County Supervisors Waive Fees for Modified Health Permits in Poway Boil Water Advisory

Over 25 restaurants who received modified health permits during Poway's Boil Water Advisory will have those permit fees waived or reimbursed by the County Board of Supervisors, the county said Wednesday.

From Nov. 30 to Dec. 6, Poway residents and restaurants were ordered not to drink or use water from the city's water system after residents reported "discolored water" coming from their taps. The cause was traced to a backed-up storm drain connected to the city's clearwell reservoir.

Food establishments were ordered to close, but some stores and restaurants found ways to stay open and serve customers safely.

NBC 7's Danica McAdam spoke to restaurant owners who said the shutdown was hard on business

Restaurants like Giant New York Pizza and Mainstream’s Bar and Grill paid for modified health permits which cost $459, according to the county.
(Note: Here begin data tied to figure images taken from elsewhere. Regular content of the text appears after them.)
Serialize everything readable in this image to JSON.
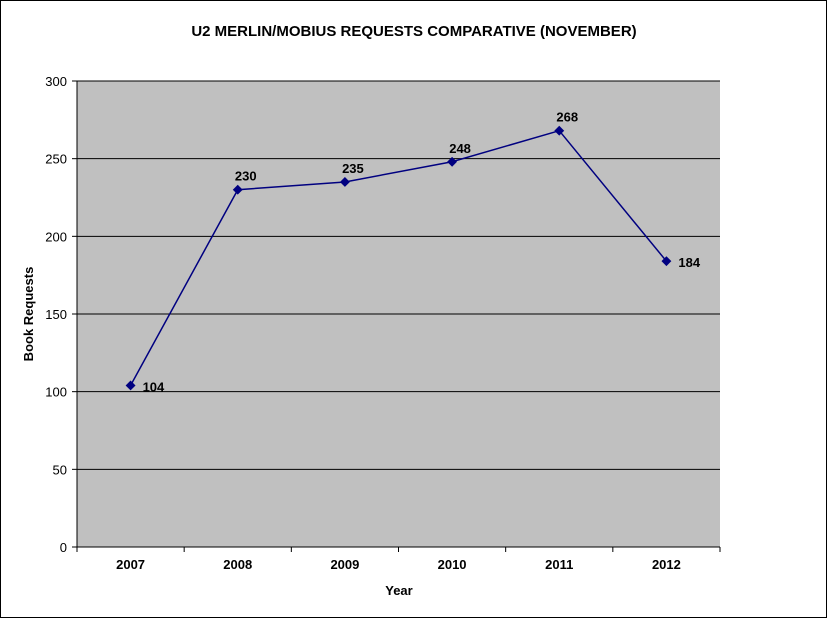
{
  "chart_data": {
    "type": "line",
    "title": "U2 MERLIN/MOBIUS REQUESTS COMPARATIVE (NOVEMBER)",
    "xlabel": "Year",
    "ylabel": "Book Requests",
    "categories": [
      "2007",
      "2008",
      "2009",
      "2010",
      "2011",
      "2012"
    ],
    "series": [
      {
        "values": [
          104,
          230,
          235,
          248,
          268,
          184
        ]
      }
    ],
    "data_labels": [
      "104",
      "230",
      "235",
      "248",
      "268",
      "184"
    ],
    "ylim": [
      0,
      300
    ],
    "yticks": [
      0,
      50,
      100,
      150,
      200,
      250,
      300
    ],
    "grid": "horizontal",
    "legend": "none",
    "colors": {
      "plot_background": "#c0c0c0",
      "line": "#000080",
      "gridline": "#000000"
    }
  }
}
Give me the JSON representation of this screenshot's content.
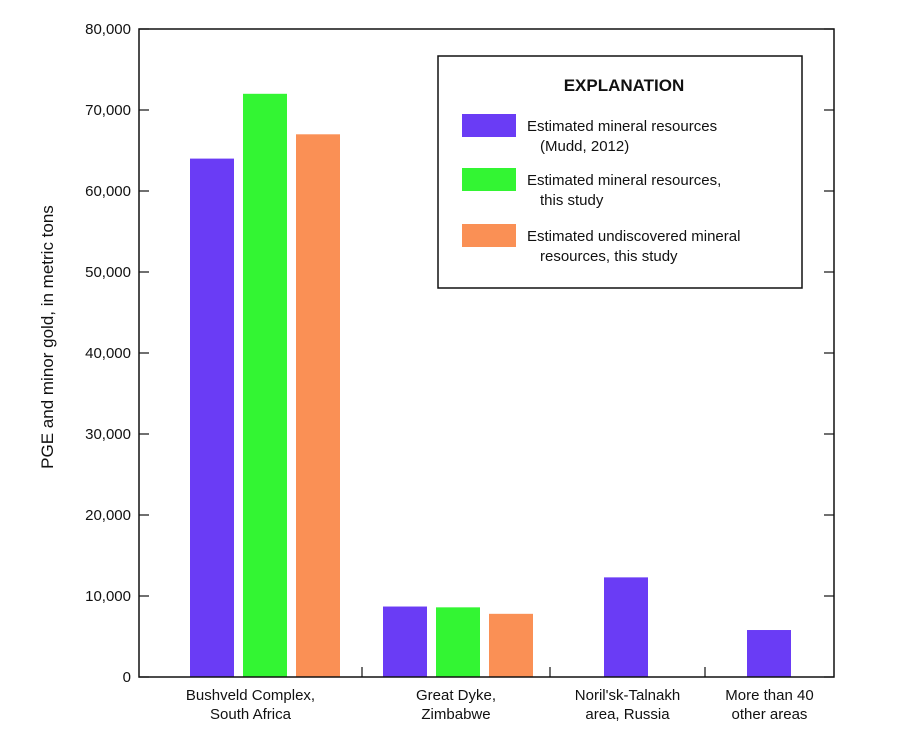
{
  "chart_data": {
    "type": "bar",
    "title": "",
    "xlabel": "",
    "ylabel": "PGE and minor gold, in metric tons",
    "ylim": [
      0,
      80000
    ],
    "yticks": [
      0,
      10000,
      20000,
      30000,
      40000,
      50000,
      60000,
      70000,
      80000
    ],
    "ytick_labels": [
      "0",
      "10,000",
      "20,000",
      "30,000",
      "40,000",
      "50,000",
      "60,000",
      "70,000",
      "80,000"
    ],
    "grid": false,
    "legend_position": "top-right",
    "legend_title": "EXPLANATION",
    "categories": [
      {
        "lines": [
          "Bushveld Complex,",
          "South Africa"
        ]
      },
      {
        "lines": [
          "Great Dyke,",
          "Zimbabwe"
        ]
      },
      {
        "lines": [
          "Noril'sk-Talnakh",
          "area, Russia"
        ]
      },
      {
        "lines": [
          "More than 40",
          "other areas"
        ]
      }
    ],
    "series": [
      {
        "name_lines": [
          "Estimated mineral resources",
          "(Mudd, 2012)"
        ],
        "color": "#6a3cf5",
        "values": [
          64000,
          8700,
          12300,
          5800
        ]
      },
      {
        "name_lines": [
          "Estimated mineral resources,",
          "this study"
        ],
        "color": "#33f533",
        "values": [
          72000,
          8600,
          null,
          null
        ]
      },
      {
        "name_lines": [
          "Estimated undiscovered mineral",
          "resources, this study"
        ],
        "color": "#fa9055",
        "values": [
          67000,
          7800,
          null,
          null
        ]
      }
    ]
  }
}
After paying the fee and completing a health inspection to prove they would not use tap water for food preparation or dishes, they were allowed to open.
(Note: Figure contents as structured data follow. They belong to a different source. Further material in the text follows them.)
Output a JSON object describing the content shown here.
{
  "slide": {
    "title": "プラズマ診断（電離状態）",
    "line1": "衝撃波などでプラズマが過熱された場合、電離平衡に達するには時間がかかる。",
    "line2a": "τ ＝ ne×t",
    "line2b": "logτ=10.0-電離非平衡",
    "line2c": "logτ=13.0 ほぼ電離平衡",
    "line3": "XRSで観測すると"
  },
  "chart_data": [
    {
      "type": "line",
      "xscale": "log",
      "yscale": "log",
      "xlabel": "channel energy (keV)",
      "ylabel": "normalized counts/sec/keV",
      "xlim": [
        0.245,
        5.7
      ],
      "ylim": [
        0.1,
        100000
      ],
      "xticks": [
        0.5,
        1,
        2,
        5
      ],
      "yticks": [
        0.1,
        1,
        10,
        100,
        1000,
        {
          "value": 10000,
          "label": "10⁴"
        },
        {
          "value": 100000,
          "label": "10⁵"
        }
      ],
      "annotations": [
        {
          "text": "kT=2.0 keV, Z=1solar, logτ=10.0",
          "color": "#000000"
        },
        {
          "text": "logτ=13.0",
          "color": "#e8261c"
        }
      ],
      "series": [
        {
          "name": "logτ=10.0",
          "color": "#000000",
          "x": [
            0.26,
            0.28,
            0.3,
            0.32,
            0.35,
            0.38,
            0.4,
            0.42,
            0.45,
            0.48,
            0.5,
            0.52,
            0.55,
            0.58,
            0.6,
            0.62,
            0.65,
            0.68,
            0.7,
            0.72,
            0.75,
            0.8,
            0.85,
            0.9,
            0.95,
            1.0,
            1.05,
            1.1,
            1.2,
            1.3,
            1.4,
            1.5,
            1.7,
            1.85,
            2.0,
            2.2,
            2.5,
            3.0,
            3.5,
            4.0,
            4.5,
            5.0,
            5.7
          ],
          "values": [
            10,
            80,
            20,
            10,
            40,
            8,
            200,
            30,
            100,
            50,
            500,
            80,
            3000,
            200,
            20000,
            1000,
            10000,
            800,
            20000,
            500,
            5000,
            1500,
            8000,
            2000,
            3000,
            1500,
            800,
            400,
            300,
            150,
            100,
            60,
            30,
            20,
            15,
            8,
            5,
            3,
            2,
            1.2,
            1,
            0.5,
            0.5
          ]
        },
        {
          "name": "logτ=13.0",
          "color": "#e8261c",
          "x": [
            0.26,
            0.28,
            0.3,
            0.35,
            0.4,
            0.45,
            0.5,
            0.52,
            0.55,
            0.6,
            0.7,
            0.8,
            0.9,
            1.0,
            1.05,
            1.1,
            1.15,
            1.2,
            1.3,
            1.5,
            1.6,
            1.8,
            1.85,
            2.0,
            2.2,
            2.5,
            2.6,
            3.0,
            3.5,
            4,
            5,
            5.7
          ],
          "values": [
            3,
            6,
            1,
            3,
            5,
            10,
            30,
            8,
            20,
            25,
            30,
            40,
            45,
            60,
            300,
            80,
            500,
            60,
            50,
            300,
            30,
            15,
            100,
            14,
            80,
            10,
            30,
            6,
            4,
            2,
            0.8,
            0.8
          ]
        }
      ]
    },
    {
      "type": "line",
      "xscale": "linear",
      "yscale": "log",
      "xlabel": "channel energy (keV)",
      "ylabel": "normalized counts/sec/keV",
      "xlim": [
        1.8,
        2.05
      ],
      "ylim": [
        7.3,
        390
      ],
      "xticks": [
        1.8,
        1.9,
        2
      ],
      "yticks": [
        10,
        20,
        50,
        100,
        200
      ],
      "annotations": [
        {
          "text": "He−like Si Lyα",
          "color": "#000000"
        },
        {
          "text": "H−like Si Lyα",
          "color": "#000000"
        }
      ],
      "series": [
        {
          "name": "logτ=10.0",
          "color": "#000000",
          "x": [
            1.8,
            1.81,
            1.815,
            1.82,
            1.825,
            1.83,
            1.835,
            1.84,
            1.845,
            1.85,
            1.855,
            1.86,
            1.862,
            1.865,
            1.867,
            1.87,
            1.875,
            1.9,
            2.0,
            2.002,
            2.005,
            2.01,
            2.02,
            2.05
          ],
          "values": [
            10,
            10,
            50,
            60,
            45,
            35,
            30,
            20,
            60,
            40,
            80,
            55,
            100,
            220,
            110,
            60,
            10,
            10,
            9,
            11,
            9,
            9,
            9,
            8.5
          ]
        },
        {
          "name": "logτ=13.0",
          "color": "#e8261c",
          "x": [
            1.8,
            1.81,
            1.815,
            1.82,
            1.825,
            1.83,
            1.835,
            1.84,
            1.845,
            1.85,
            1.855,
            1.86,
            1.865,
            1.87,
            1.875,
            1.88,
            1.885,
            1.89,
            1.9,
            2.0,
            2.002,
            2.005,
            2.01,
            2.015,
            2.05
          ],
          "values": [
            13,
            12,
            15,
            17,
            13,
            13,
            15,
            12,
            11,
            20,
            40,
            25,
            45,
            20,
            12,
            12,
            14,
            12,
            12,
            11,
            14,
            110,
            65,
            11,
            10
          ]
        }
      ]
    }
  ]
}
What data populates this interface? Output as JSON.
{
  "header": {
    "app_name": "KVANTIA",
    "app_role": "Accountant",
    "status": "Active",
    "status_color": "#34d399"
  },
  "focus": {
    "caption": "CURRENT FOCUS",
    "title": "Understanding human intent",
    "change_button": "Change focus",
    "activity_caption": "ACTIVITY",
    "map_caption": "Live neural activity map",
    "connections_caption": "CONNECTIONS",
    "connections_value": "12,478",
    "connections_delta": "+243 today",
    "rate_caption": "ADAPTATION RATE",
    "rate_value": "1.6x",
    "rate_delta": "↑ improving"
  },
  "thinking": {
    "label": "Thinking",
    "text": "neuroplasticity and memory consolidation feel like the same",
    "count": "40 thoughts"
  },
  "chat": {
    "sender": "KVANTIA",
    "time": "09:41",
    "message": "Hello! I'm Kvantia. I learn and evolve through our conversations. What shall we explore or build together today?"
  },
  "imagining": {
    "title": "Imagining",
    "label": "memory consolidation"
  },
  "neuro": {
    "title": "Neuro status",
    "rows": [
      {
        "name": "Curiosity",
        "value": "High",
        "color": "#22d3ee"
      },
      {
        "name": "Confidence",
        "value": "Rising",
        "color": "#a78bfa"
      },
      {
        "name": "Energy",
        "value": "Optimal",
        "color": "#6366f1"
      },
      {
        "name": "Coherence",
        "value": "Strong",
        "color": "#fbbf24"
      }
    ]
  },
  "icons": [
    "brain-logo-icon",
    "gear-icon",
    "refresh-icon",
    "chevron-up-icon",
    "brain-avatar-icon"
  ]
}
Mainstream's Bar and Grill said they had to buy chopped lettuce, pre-sliced tomatoes, and served food on paper plates in order to follow the modified guidelines.

"We threw a lot of food away. We basically cleaned out our whole line in our kitchen. All the produce was done,” General Manager Brian Harvey said.
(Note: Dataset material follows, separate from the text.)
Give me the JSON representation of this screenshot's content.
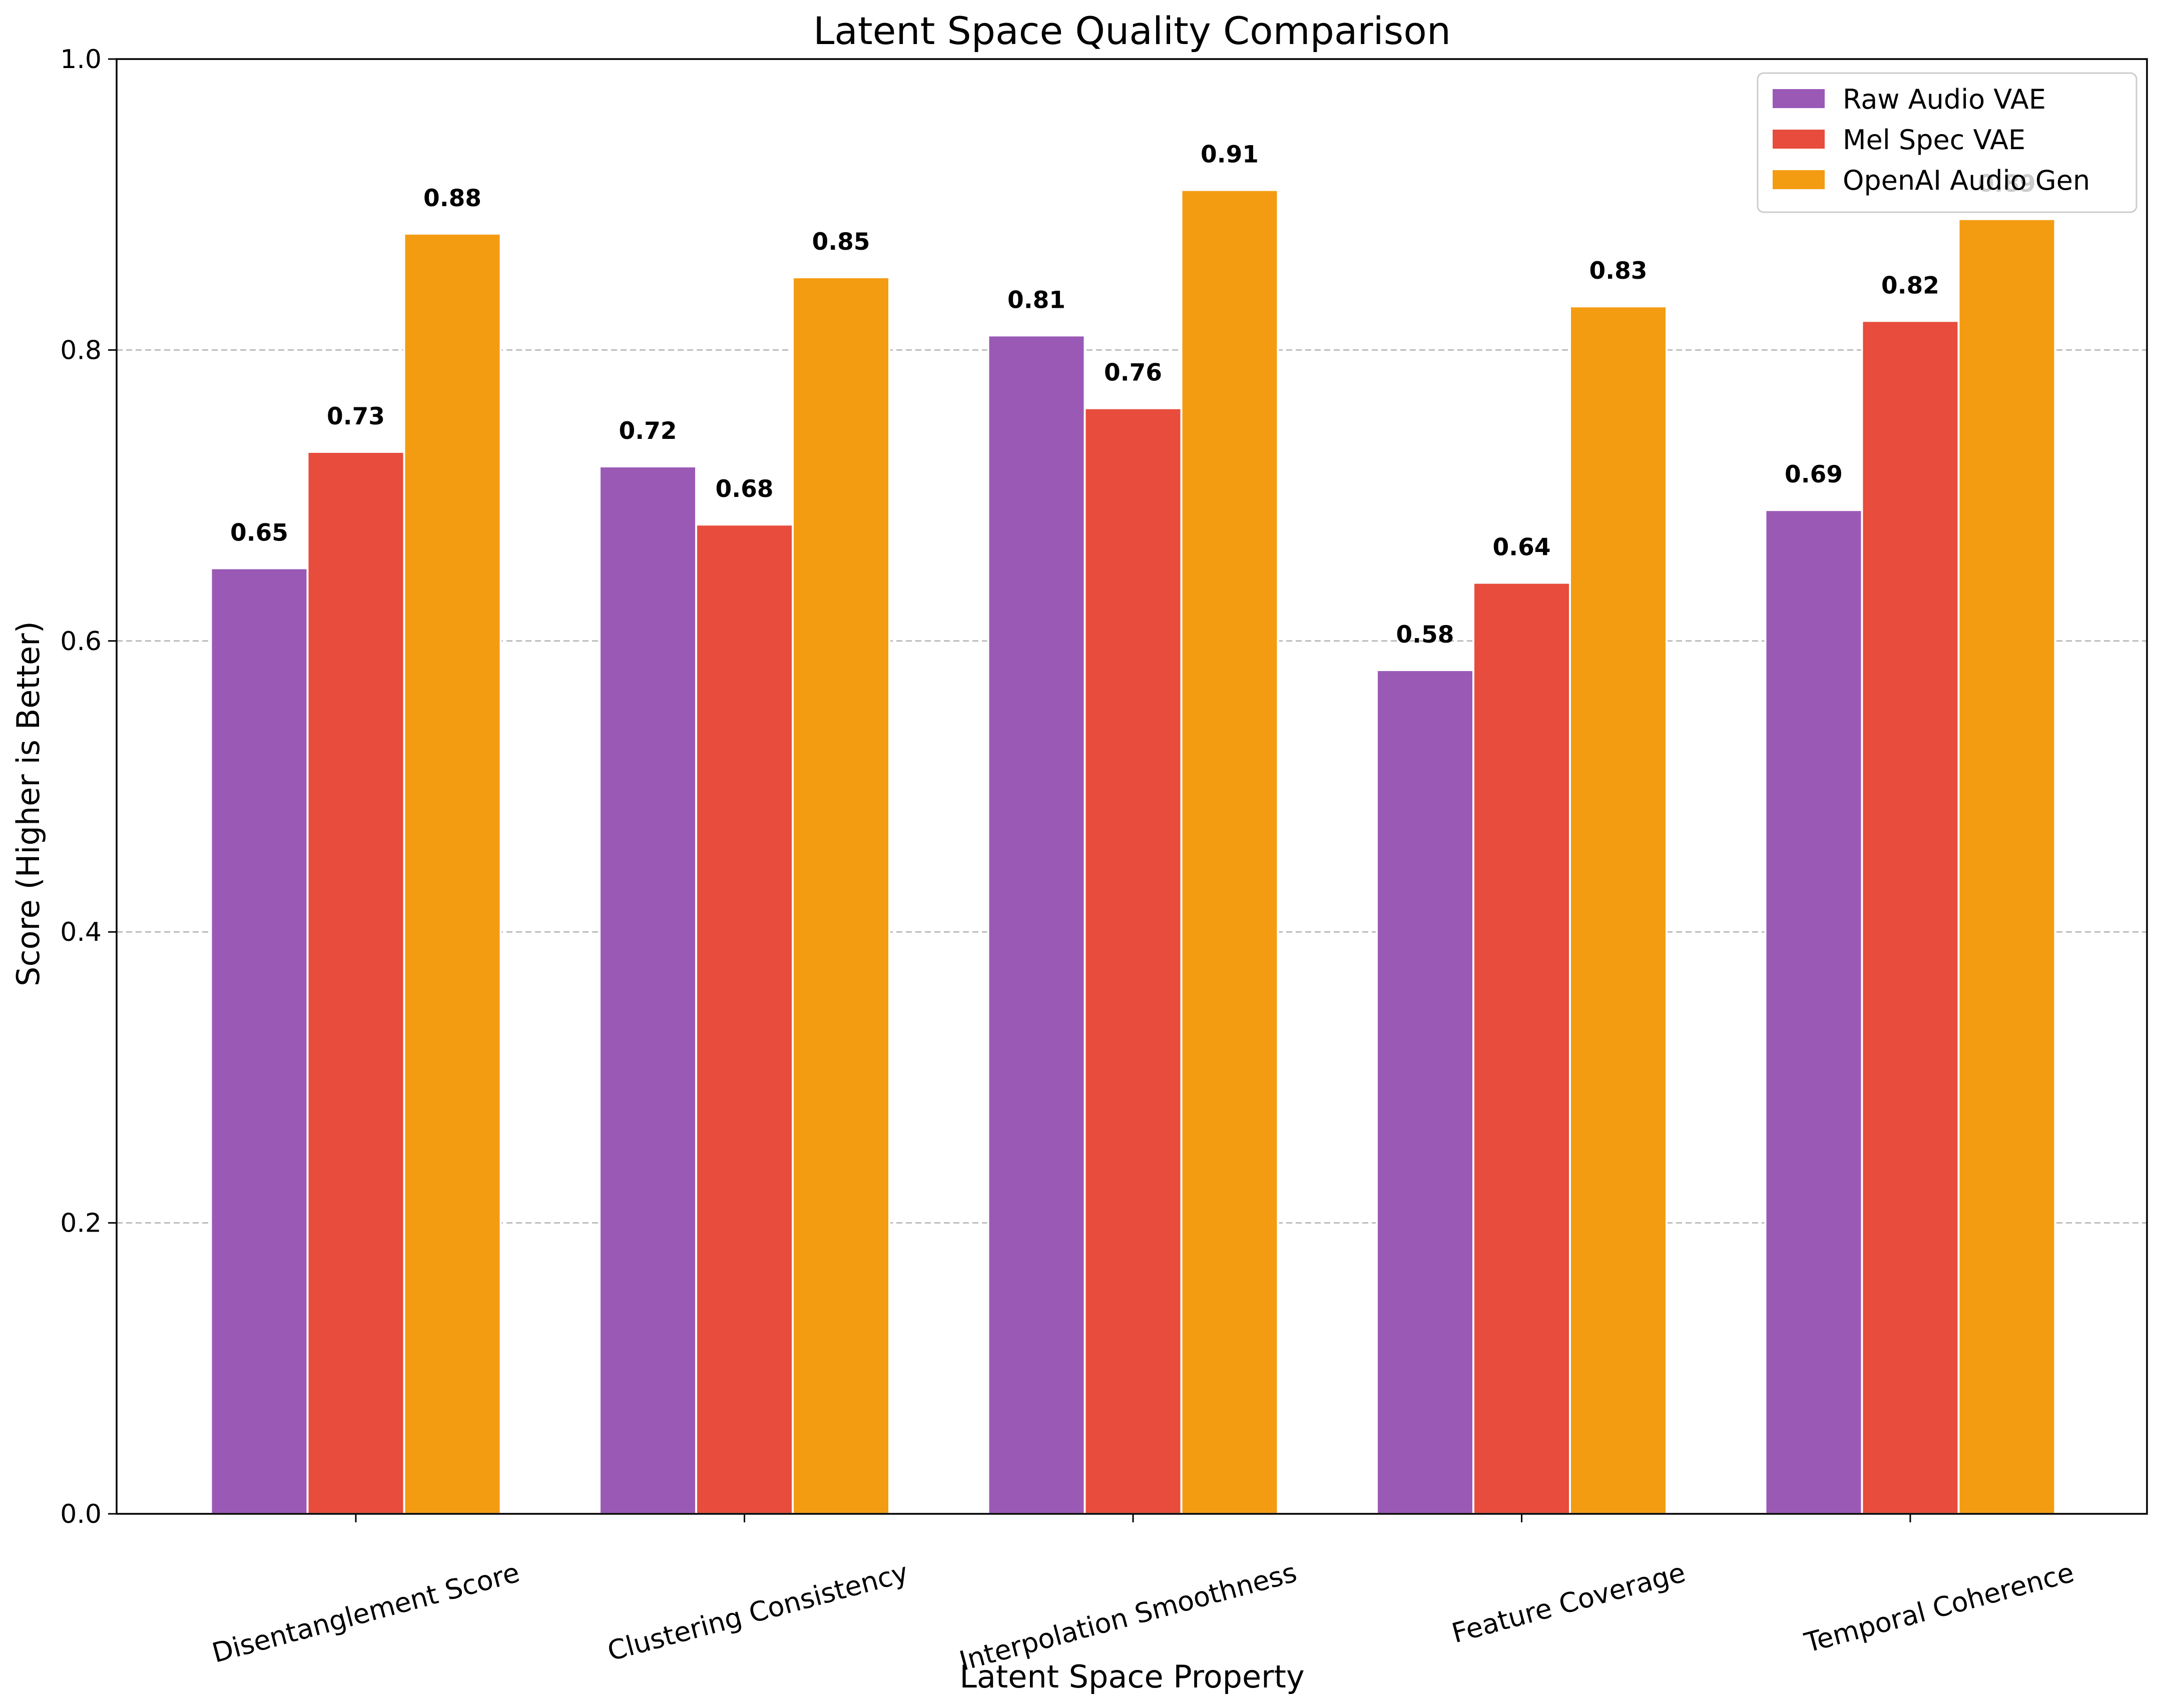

The county said 27 out of the 190 Poway food facilities were able to receive temporary modified health permits from the County's Department of Environmental Health during the shutdown.

Businesses who already received permits would be reimbursed and those with pending permit fees would have theirs waived, the county said.

NBC 7's Jackie Crea reports from a popular Poway sushi joint where business was booming

Poway city officials moved quickly to launch an emergency restaurant month, encouraging people countywide to dine in Poway with the slogan, “Eat Big, Tip Big.”